Love You Anymore dirilis dalam studio album ke-10 atau ke-8 yang dirilis major label, "Love (Deluxe Edition)" di tahun 2018 kemarin. Isi albumnya sih kebanyakan lagu-lagu lawas yang diaransemen ulang dan tentunya dance-able banget. Secara khusus, saya tidak mendalami lirik lagu yang saya putar hampir tiap hari ini. Untuk Buble, dan beberapa lagu dari musisi lain yang saya benar suka, memang kebanyakan saya lebih perhatian sama musik ketimbang iriknya.

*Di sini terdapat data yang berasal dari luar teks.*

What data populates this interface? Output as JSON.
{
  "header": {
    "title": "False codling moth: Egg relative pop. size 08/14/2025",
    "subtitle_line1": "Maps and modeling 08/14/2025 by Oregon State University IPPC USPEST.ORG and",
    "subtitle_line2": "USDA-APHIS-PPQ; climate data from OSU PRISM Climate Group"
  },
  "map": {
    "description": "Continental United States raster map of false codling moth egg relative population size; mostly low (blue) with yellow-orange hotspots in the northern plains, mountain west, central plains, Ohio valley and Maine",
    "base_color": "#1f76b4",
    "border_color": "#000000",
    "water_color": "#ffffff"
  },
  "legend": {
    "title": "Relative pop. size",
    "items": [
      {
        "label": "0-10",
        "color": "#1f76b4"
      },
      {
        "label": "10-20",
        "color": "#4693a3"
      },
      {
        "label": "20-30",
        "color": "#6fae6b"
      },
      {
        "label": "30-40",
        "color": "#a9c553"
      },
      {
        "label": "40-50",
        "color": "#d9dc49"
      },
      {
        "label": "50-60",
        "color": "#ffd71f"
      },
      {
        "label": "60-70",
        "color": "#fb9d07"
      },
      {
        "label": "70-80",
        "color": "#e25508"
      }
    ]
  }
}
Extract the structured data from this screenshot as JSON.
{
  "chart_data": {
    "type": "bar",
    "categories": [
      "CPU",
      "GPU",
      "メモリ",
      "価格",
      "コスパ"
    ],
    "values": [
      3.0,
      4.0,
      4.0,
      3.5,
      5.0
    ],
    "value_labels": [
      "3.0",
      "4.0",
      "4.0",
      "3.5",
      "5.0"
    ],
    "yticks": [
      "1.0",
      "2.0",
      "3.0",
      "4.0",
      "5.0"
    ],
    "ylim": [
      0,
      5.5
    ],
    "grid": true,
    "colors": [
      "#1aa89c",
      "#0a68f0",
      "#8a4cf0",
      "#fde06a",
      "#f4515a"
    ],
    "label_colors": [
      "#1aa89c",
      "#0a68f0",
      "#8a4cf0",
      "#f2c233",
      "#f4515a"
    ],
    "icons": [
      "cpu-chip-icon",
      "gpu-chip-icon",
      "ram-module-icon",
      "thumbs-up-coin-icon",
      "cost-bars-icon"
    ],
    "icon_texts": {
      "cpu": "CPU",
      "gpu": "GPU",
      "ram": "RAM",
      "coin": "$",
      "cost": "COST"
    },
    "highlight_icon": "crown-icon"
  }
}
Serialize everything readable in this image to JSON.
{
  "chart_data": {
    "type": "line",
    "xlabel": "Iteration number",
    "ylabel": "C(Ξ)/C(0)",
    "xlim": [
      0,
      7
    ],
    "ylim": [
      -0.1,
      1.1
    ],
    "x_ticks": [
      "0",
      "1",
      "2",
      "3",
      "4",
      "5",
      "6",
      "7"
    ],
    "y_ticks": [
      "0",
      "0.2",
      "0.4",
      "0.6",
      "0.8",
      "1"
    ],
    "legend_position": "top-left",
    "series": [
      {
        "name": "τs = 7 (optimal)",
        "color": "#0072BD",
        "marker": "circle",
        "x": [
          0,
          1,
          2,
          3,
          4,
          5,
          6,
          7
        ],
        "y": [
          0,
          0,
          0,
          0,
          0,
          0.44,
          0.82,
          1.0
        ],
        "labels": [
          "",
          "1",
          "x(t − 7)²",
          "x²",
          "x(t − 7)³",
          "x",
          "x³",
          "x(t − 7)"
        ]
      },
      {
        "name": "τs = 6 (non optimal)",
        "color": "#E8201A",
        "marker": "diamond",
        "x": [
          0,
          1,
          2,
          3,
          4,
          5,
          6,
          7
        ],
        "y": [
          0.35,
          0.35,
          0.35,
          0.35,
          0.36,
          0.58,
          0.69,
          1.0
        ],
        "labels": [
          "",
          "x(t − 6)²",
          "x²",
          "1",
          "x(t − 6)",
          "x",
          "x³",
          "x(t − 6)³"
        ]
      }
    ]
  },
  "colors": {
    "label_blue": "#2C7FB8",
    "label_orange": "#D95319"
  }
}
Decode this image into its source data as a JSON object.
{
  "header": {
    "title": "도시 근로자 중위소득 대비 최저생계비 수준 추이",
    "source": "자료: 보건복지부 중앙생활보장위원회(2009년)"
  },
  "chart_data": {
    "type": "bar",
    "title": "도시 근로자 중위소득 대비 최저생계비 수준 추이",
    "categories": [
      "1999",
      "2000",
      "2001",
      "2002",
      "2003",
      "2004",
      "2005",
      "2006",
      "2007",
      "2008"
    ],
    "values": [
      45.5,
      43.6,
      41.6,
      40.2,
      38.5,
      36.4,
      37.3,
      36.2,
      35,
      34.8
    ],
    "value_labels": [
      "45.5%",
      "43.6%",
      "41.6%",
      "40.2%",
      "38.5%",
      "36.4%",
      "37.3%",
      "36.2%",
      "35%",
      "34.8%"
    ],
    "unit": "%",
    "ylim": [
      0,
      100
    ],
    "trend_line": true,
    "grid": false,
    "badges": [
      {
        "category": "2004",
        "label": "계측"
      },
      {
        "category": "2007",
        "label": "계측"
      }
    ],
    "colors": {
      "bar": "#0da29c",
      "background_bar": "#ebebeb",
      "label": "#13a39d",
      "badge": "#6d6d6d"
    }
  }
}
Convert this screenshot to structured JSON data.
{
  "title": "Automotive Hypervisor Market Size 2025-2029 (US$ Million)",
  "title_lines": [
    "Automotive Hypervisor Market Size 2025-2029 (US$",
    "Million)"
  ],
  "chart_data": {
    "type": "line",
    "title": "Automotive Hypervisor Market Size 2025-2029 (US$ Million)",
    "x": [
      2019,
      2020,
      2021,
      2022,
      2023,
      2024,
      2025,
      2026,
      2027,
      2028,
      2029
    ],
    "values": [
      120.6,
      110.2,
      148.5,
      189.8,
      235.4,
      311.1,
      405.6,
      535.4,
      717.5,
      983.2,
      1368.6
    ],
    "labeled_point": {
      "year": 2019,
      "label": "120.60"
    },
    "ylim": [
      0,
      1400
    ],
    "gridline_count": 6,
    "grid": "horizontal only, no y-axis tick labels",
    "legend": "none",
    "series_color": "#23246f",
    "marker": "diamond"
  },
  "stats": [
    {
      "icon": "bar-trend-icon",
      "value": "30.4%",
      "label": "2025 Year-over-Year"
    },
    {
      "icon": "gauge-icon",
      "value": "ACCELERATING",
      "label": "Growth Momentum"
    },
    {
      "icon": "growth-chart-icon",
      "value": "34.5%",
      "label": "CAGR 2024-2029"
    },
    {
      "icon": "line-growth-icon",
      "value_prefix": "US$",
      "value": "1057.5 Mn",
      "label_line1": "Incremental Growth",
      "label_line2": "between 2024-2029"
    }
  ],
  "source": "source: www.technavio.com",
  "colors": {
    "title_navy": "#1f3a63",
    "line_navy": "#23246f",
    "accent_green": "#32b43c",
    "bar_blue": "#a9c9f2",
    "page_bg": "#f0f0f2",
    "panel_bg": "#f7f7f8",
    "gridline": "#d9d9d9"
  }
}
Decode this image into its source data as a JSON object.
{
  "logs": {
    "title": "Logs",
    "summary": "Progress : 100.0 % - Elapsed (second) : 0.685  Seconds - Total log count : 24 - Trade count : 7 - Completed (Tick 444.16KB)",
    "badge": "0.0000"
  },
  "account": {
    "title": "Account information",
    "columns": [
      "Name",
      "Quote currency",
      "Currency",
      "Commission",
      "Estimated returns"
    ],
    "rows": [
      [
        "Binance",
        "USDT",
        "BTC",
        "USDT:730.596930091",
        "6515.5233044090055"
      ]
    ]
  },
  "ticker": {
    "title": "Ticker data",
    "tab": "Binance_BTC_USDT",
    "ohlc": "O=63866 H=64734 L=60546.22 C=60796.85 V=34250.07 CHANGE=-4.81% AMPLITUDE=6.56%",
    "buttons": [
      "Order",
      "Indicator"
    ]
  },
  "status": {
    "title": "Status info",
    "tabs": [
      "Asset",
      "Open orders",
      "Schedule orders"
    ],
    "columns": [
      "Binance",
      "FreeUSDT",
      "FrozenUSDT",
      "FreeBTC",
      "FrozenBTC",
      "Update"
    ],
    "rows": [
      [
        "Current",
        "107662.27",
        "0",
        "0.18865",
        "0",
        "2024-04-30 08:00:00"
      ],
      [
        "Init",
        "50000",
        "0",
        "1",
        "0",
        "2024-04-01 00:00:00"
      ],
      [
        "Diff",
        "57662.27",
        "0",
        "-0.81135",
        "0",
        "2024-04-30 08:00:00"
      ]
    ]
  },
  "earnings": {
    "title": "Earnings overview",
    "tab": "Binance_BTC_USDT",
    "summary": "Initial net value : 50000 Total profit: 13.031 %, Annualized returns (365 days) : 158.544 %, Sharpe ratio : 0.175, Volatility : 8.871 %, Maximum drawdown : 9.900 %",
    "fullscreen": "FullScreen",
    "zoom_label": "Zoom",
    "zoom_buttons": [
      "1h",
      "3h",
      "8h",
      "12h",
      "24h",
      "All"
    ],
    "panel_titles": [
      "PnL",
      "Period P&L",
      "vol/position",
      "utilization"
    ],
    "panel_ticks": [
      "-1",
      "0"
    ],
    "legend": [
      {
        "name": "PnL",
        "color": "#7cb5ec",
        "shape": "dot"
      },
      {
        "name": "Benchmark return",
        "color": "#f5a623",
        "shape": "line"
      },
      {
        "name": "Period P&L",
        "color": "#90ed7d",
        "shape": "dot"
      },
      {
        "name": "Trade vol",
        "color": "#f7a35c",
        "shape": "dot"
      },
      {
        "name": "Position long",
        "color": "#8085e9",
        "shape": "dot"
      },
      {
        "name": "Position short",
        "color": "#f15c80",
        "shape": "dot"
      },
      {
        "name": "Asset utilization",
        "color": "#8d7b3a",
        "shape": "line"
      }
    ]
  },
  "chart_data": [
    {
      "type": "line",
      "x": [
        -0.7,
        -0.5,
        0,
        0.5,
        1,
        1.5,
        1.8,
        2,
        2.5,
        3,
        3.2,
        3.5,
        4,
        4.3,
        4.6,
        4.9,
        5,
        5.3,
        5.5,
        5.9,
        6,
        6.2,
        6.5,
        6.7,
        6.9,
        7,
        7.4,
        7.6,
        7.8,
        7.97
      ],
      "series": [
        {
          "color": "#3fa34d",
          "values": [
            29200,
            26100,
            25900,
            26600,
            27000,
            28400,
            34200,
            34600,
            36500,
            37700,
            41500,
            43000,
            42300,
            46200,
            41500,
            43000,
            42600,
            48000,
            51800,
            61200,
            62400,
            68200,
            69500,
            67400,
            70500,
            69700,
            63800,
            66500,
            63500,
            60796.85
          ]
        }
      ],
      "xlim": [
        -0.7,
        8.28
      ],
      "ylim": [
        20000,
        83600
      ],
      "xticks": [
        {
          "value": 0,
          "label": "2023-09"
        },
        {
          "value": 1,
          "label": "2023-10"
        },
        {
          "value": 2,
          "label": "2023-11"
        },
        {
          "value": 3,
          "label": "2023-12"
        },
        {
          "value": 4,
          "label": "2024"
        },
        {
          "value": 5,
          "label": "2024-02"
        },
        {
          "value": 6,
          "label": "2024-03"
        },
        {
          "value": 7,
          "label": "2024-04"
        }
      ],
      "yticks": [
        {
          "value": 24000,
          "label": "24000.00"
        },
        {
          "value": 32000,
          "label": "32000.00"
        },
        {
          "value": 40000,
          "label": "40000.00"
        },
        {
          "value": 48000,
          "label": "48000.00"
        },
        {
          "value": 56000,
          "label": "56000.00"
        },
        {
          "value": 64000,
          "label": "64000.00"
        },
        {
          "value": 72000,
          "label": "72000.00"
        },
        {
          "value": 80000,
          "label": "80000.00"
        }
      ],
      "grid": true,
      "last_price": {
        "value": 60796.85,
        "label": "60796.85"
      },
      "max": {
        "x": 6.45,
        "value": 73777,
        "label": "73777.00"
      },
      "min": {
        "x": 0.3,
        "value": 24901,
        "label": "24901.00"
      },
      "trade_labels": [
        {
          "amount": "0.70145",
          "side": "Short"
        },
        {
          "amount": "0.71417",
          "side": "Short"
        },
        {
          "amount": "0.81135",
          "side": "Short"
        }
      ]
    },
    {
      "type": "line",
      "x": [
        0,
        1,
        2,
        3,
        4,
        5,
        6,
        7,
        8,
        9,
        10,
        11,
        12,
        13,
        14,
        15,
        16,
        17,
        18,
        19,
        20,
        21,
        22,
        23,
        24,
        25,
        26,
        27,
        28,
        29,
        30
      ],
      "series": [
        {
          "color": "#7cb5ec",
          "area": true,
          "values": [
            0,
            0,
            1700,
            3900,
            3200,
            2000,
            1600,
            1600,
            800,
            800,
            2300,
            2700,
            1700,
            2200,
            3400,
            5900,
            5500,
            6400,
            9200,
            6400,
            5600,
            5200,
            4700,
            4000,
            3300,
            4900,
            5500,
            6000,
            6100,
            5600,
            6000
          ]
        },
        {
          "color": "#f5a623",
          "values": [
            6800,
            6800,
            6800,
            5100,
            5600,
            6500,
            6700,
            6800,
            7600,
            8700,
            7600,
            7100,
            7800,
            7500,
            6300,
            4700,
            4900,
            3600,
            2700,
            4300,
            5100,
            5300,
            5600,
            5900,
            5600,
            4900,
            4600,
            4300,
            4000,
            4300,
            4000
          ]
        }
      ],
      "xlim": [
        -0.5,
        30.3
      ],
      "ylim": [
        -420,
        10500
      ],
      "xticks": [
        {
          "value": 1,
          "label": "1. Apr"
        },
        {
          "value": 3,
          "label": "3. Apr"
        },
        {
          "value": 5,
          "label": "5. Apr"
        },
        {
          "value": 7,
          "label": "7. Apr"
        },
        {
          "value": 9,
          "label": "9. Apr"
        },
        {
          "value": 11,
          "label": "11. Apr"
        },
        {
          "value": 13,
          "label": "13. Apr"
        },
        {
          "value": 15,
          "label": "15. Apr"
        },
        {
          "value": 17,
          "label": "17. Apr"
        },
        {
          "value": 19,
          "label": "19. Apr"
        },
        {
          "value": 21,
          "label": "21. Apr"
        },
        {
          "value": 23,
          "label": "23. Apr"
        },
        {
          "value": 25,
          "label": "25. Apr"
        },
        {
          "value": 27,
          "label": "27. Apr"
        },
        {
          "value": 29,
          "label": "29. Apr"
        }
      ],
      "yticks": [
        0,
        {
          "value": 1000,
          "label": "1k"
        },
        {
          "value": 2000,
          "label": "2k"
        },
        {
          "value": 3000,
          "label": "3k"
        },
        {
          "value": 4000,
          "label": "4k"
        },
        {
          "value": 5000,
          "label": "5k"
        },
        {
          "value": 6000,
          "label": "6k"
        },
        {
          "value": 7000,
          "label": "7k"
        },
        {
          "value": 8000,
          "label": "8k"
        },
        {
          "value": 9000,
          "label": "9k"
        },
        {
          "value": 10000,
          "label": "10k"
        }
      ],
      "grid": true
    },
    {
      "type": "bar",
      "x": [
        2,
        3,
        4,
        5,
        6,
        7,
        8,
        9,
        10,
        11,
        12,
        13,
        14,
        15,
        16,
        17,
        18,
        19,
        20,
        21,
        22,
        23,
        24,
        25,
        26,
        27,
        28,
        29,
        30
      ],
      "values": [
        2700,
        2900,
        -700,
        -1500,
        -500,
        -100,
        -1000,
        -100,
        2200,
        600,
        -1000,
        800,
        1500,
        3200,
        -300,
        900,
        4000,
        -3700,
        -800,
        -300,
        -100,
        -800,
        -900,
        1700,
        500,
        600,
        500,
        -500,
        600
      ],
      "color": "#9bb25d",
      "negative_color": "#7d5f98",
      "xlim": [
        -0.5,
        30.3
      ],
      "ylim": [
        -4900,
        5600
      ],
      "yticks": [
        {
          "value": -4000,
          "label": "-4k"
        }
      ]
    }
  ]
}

The Upstairs – “Semburat Silang Warna”


Nah, kalau yang satu ini memang beda warna musik dari empat lagu favorit saya sebelumnya. The Upstair sendiri punya tempat khusus dalam hati saya, yang meski sudah tersimpan jauh di bawah, tapi masih saja bisa menguraikan wangi 2006, jalanan basah Kota Jakarta, dan venue-venue manggung mereka. Sementara saya menenteng bayi di dalam perut, ikut dalam barisan muda-mudi kekinian kala itu, dan meneriakkan lirik, "Disko, disko. Disko darurat!"

Judul dan lirik lagu Semburat Silang Warna ini terinspirasi dari gambar bikinan anak Jimi Multhazam yang ditempel di lemari pendingin. Dia mencoba menerjemahkan apa yang ada di dalam gambar tersebut dalam lirik. Sedangkan untuk judulnya, Jimi memperhatikan bagaimana cara anaknya menggambar, dari warna yang cerah, ditimpa warna-warna lain sampai jadi gelap. Sedangkan untuk video klip yang arcade game banget itu merupakan ide dari Dian Tamara.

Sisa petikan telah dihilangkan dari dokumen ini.